On my Fuze’s 2.8″ screen, I agree that a physical keyboard is a must. However, after having used swype on a reasonable sized capacative display, I can say I’m ready to make said plunge. Screen size makes all the difference in the world with virtual keyboards. If you haven’t played with an HD2 or even an Incredible you should give it a try. The extra screen real estate allows for much larger keys resulting in better accuracy all around, but at the same time I don’t write long emails or papers on my phone either.

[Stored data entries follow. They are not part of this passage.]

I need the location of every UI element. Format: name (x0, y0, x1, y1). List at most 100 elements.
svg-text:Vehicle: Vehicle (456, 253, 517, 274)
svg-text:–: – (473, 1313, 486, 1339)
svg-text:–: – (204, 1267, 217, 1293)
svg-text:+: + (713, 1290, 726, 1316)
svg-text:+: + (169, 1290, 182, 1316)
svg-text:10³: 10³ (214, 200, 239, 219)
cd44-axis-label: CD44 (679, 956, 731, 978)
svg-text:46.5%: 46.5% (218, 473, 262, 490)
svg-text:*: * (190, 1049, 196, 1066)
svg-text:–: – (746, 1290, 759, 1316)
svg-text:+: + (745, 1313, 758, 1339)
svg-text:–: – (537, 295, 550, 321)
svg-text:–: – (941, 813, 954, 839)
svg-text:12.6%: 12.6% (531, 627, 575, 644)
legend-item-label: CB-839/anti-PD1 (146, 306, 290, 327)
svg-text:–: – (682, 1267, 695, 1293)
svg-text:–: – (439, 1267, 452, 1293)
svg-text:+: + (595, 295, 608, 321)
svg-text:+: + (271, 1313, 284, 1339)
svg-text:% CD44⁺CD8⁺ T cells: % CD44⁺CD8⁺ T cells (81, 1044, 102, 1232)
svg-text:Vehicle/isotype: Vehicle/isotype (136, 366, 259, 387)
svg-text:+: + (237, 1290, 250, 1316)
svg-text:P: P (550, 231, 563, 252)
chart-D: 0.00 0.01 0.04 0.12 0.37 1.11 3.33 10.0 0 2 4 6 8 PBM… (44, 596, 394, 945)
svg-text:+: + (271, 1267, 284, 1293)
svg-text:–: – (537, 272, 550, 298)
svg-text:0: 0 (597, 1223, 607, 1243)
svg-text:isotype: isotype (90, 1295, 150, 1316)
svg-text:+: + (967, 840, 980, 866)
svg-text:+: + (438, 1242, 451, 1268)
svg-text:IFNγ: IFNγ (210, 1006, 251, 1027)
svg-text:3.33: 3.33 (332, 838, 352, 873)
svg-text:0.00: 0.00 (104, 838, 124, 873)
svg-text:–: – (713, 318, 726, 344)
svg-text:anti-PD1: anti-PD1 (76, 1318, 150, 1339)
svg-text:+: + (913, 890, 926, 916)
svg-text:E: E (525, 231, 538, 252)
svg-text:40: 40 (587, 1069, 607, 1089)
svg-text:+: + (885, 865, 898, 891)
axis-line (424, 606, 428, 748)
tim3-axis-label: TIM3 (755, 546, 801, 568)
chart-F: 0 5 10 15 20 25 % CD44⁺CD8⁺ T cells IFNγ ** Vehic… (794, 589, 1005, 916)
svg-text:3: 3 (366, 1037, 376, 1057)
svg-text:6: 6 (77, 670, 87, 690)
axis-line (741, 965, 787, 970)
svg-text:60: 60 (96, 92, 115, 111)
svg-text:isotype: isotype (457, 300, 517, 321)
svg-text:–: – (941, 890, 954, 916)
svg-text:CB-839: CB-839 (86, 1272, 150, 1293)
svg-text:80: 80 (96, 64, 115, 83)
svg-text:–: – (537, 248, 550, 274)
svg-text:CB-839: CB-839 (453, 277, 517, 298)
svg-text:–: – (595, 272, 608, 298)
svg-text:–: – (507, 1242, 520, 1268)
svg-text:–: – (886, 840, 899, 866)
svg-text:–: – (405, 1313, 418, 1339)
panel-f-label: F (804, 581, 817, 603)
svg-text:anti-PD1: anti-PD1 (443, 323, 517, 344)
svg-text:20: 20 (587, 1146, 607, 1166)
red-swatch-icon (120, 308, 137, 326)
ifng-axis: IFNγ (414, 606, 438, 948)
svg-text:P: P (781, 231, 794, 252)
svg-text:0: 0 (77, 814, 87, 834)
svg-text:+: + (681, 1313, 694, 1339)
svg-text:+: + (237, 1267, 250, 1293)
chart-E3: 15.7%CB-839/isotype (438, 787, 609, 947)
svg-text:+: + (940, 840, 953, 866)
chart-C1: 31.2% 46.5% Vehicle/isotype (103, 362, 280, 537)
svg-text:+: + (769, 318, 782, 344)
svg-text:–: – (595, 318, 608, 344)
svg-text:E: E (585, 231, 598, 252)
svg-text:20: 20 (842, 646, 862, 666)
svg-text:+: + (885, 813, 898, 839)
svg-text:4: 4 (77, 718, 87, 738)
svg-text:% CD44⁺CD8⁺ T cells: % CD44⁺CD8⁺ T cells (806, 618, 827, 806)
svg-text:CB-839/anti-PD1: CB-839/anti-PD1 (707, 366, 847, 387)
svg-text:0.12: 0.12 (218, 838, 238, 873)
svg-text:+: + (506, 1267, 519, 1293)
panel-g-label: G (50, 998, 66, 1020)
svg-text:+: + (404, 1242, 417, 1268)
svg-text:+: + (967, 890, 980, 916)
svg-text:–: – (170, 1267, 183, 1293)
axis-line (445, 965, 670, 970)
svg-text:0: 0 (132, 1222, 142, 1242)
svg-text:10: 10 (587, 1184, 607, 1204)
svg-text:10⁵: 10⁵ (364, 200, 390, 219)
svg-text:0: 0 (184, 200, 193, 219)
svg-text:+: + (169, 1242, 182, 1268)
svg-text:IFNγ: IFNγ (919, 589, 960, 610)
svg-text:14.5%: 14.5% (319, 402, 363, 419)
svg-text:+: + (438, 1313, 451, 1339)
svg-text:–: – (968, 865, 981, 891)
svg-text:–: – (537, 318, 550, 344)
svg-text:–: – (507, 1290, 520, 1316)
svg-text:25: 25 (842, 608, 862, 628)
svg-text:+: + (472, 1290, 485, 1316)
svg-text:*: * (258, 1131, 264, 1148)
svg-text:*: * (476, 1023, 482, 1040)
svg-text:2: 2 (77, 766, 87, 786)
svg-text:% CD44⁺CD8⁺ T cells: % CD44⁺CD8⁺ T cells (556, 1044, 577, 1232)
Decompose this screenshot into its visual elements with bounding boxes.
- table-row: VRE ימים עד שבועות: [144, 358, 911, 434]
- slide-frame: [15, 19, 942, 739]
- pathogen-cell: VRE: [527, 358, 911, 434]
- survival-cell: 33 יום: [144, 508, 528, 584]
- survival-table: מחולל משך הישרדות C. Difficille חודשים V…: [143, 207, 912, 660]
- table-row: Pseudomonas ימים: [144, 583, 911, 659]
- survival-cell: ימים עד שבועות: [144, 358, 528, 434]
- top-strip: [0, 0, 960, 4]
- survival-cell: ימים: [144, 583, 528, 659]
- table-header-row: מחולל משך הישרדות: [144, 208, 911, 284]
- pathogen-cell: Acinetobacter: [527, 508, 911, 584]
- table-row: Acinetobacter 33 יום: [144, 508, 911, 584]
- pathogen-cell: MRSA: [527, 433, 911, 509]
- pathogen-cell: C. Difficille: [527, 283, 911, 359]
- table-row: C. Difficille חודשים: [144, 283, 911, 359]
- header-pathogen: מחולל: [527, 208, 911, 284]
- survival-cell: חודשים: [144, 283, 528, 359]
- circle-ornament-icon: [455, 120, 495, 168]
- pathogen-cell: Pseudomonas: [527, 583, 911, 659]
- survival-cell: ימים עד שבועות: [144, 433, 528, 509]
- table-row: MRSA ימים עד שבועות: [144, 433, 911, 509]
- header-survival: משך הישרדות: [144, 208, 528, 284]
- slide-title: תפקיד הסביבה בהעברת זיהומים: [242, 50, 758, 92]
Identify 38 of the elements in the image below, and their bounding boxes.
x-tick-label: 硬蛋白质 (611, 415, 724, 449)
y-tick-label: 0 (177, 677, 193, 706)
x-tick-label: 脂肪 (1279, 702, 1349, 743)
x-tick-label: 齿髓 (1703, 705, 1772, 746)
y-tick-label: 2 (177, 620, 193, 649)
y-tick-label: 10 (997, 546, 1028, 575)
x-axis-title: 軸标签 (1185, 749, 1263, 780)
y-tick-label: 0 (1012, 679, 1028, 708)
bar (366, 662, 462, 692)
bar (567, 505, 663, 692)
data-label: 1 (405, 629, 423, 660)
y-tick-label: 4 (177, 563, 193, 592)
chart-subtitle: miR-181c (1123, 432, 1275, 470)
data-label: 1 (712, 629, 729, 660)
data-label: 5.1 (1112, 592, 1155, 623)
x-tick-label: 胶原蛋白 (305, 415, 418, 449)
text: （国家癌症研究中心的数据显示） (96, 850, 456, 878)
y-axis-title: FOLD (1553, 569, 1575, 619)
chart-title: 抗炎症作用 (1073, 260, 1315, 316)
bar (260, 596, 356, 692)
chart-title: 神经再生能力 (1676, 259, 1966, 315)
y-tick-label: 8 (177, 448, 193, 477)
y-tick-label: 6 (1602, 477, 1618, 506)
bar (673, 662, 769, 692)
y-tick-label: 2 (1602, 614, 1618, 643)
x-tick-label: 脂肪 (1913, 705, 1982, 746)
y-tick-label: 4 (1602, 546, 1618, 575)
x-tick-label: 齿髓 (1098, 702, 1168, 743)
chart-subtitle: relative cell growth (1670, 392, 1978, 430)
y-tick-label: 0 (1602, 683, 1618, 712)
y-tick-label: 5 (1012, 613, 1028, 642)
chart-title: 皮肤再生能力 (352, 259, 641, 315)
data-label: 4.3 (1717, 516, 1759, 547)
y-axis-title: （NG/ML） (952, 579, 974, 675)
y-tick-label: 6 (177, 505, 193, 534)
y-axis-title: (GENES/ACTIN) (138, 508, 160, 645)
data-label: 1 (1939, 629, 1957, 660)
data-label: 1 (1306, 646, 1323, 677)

I am so not sold on the virtual keyboards either. I know both the Dougs on this site made the switch to virtual keyboard and even david and they say that its just as easy as the physical keyboard but i find that so hard to believe. I did a hands on with a HD2 and was not really sold on the keyboard. I am just hoping we can get a HD2 type phone with same screen size and a physical keyboard. I am also hoping that they make the phone slimmer but i dont know if I will be able to get all of this in a phone. I might have to compromise somewhere.